What is odd is that the kid who didn’t like discipline turned into a man who lived discipline, made rules, and had them enforced.
Men of substance often do things they don’t want to do, and live by rules they don’t like.
Discipline and success are not strangers.
Even during the day, when trekking, this window stays open.
In Punta Del Este, there is always the sound of crashing waves in my hotel room.
Each morning a salt smelling breeze wakes me up.
Every evening, exterior lights of taller and more sumptuous places light up the street outside, but these fine hotels ,apartments and condos don’t have any better view of the ocean than I do from this modest second floor crow’s nest.
There are objects, people and experiences you see every day on a trip that become anchors, holding you steady, keeping you from drifting.
This open window, by the sea, has become, quickly, one of my favorite anchors.
Piriapolis is a small Uruguayan town an hour bus ride from Punta Del Este.
A one way ticket on the bus lines COT, or COPSA, runs ten dollars.
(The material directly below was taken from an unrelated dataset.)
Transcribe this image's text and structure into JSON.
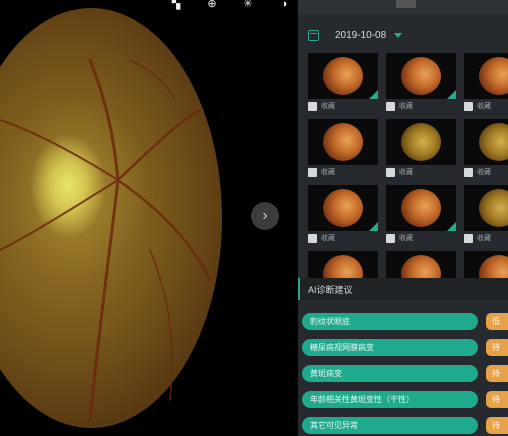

This is one of those side trips that gives a bigger vision of the country.The beaches at Punta Del Este are well spoken of but the beaches in Piriapolis are smaller, more accessible, with calmer waves.
Walking a wide boardwalk that runs parallel to the beach, I look down and see, peeking out of the sand, the head of a young woman. Her body is completely buried. I don’t know if she is asleep or her partner covered her while she was awake? I don’t know if she protested?
He is about to pounce when he looks up and sees me. I point at my camera. He kneels down and gives me a thumbs up.
It is a beautiful day and this couple has time to do whatever they choose. He chooses to cover her up like a kid playing in the sandbox and she chooses to let herself be covered up because it means he is paying her the attention she wants.
They have the beach to themselves.
Precious moments whiz past our heads all day, like bullets. A few hit us hard enough to be remembered,and, even fewer, get written down.